Anti-disialoganglioside (GD2) antibody therapy has provided clinical benefit to patients with neuroblastoma however efficacy is likely impaired by the immunosuppressive tumor microenvironment. We have previously defined a link between intratumoral copper levels and immune evasion. Here, we report that adjuvant copper chelation potentiates anti-GD2 antibody therapy to confer durable tumor control in immunocompetent models of neuroblastoma. Mechanistic studies reveal copper chelation creates an immune-primed tumor microenvironment through enhanced infiltration and activity of Fc-receptor-bearing cells, specifically neutrophils which are emerging as key effectors of antibody therapy. Moreover, we report copper sequestration by neuroblastoma attenuates neutrophil function which can be successfully reversed using copper chelation to increase pro-inflammatory effector functions. Importantly, we repurpose the clinically approved copper chelating agent Cuprior as a non-toxic, efficacious immunomodulatory strategy. Collectively, our findings provide evidence for the clinical testing of Cuprior as an adjuvant to enhance the activity of anti-GD2 antibody therapy and improve outcomes for patients with neuroblastoma.

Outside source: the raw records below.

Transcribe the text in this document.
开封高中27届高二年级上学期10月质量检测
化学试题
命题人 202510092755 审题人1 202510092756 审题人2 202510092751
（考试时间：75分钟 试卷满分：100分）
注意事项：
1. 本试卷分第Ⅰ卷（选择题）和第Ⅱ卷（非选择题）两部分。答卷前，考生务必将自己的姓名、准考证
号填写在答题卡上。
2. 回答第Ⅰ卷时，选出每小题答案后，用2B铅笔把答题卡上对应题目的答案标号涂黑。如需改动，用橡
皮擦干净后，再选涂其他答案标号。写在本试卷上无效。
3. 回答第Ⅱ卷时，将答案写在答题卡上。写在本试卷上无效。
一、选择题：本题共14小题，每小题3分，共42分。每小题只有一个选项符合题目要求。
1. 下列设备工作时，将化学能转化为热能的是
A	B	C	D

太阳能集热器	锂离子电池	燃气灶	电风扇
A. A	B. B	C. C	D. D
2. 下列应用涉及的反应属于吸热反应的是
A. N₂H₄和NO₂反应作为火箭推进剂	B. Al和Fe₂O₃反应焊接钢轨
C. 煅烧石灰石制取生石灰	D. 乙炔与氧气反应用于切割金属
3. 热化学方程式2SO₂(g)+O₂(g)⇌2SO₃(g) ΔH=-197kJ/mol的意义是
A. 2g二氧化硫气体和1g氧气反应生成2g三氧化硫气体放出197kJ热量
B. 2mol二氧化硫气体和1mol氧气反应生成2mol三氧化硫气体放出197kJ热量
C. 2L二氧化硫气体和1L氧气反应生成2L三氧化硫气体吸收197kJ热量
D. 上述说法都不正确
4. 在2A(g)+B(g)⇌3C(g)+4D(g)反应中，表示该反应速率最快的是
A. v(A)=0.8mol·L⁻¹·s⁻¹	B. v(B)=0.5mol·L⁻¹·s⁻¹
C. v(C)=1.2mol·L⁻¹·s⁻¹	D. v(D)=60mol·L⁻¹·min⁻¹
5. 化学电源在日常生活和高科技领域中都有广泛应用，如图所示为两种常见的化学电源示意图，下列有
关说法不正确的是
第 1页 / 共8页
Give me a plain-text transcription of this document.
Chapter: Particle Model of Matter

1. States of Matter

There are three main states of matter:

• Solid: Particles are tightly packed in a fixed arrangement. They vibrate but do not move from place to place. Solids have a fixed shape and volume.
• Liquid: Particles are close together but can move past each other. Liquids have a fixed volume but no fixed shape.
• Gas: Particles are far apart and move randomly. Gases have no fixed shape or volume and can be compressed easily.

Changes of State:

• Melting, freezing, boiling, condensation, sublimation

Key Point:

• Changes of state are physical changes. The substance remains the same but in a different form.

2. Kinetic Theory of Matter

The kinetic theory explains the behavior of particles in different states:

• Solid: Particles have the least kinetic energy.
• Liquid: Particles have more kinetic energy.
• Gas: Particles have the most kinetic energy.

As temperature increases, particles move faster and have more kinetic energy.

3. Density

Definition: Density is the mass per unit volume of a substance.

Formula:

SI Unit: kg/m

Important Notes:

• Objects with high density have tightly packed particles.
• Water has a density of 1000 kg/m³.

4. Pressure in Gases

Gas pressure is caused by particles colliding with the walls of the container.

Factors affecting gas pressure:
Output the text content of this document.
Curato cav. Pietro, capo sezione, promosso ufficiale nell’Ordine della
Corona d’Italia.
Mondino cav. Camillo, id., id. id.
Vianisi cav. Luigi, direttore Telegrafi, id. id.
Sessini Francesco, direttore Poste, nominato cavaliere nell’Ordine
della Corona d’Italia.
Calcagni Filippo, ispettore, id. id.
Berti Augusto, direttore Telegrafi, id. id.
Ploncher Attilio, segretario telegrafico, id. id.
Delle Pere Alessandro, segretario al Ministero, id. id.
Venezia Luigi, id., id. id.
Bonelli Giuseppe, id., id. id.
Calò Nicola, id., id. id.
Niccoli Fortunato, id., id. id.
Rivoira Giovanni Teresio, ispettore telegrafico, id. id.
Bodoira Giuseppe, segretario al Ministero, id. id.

抗二唾液酸神经节苷脂 （GD2） 抗体疗法为神经母细胞瘤患者提供了临床益处，但免疫抑制性肿瘤微环境可能会损害疗效。我们之前已经定义了瘤内铜水平与免疫逃避之间的联系。在这里，我们报道了辅助铜螯合可增强抗 GD2 抗体治疗，从而在免疫功能正常的神经母细胞瘤模型中提供持久的肿瘤控制。机制研究表明，铜螯合通过增强携带 Fc 受体的细胞的浸润和活性来创造免疫引发的肿瘤微环境，特别是中性粒细胞，它们正在成为抗体治疗的关键效应物。此外，我们报道神经母细胞瘤的铜隔离会减弱中性粒细胞功能，这可以通过铜螯合成功逆转以增加促炎效应器功能。重要的是，我们将临床批准的铜螯合剂 Cuprior 重新用作无毒、有效的免疫调节策略。总的来说，我们的研究结果为 Cuprior 作为辅助治疗以增强抗 GD2 抗体治疗活性并改善神经母细胞瘤患者的预后提供了临床测试证据。